The Boston Herald declared that if Clark were to win the nomination, the election would “become a roaring burlesque.”
“The crazy things which he is not already on record as having said he would doubtless supply as the campaign advanced,” the Herald offered.
The New York Evening Sun said a vote for Clark would be “an eloquent exhibition of Democratic folly and assinity.”
The New York World made fun of the Speaker’s Missouri drawl, calling it “slang-whanging.”
The New York Globe predicted that neither Republican incumbent William Howard Taft nor challenger Theodore Roosevelt were electable. “Unless, of course, the Democrats nominate somebody like Champ Clark.”
Clark’s main rivals for the nomination were two governors, Woodrow Wilson of New Jersey and Judson Harmon of Ohio.
For his part, Clark kept making appearances while letting his campaign staff issue political statements. His speeches invariably focused upon issues facing America, not the personalities of his Democratic rivals.
“He is now nearer the Presidency than any Missourian has been since the days of Thomas Benton, and is about the only resident of the State who isn’t excited about it,” the Washington Herald joked.
The World claimed a Clark nomination “would mean Democratic suicide” because he wasn’t liberal enough and would not appeal to independent voters whom the party needed.
The paper predicted Clark would do worse in Eastern states than Nebraska Sen. William Jennings Bryan, the 1908 Democratic presidential candidate who got trounced.
Democrats apparently weren’t reading the World. Clark consistently beat Wilson and Harmon in a measure the party tried for the first time in 1912 – presidential primaries. Most state delegations pledged themselves to Clark.
“Champ Clark’s strength is growing in every part of the Union,” the Gallatin Democrat proclaimed. “
The American went so far as to compare Clark to a Republican hero.

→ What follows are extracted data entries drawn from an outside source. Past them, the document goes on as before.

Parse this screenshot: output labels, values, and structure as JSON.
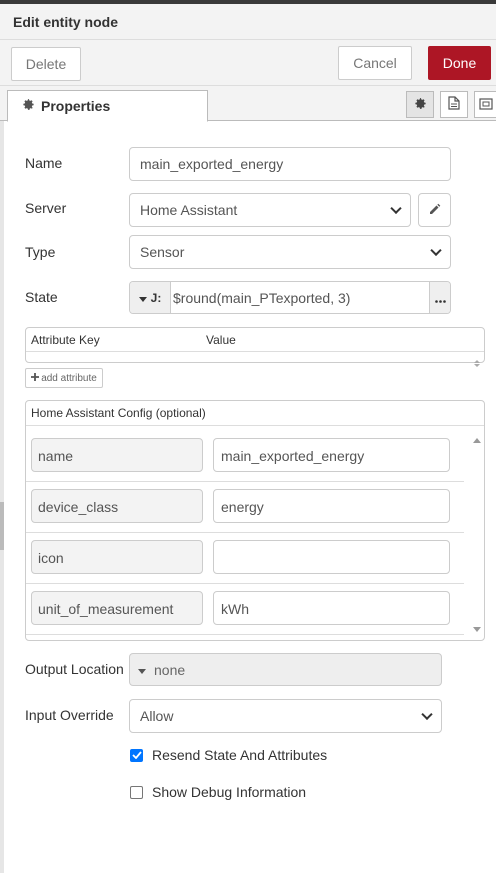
{
  "dialog": {
    "title": "Edit entity node"
  },
  "toolbar": {
    "delete_label": "Delete",
    "cancel_label": "Cancel",
    "done_label": "Done"
  },
  "tabs": {
    "properties_label": "Properties"
  },
  "form": {
    "name": {
      "label": "Name",
      "value": "main_exported_energy"
    },
    "server": {
      "label": "Server",
      "value": "Home Assistant"
    },
    "type": {
      "label": "Type",
      "value": "Sensor"
    },
    "state": {
      "label": "State",
      "type_glyph": "J:",
      "value": "$round(main_PTexported, 3)"
    },
    "attributes": {
      "key_header": "Attribute Key",
      "value_header": "Value",
      "add_label": "add attribute"
    },
    "ha_config": {
      "header": "Home Assistant Config (optional)",
      "rows": [
        {
          "key": "name",
          "value": "main_exported_energy"
        },
        {
          "key": "device_class",
          "value": "energy"
        },
        {
          "key": "icon",
          "value": ""
        },
        {
          "key": "unit_of_measurement",
          "value": "kWh"
        }
      ]
    },
    "output_location": {
      "label": "Output Location",
      "value": "none"
    },
    "input_override": {
      "label": "Input Override",
      "value": "Allow"
    },
    "resend_state": {
      "label": "Resend State And Attributes",
      "checked": true
    },
    "show_debug": {
      "label": "Show Debug Information",
      "checked": false
    }
  },
  "colors": {
    "done_button": "#ad1625",
    "checkbox_checked": "#0075ff"
  }
}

“He is much of the type of (President Abraham) Lincoln,” the paper said. “Strong, rugged, homely, simple in manner, full of humor, great hearted and incorruptibly honest.”
If that wasn’t enough, things got bizarre when the widow of Kansas politician Jerry Simpson revealed she’d been communicating spiritually with her dead husband. She quoted him as saying Clark would be elected president and that he was “doing all I can for him.”
Even if help had come from beyond the grave, it would not have been enough to overcome a surge for Wilson at the Democratic National Convention in July. Bryan led efforts to draw support away from Clark.
Though the Speaker would later forgive the senator, his initial reaction was that he lost the nomination “solely through the vile and malicious slanders” made by Bryan.
CUTLINE FOR PHOTO:
A 1912 “Champ Clark for President” button made by the Lucke Badge & Button Co. of Baltimore.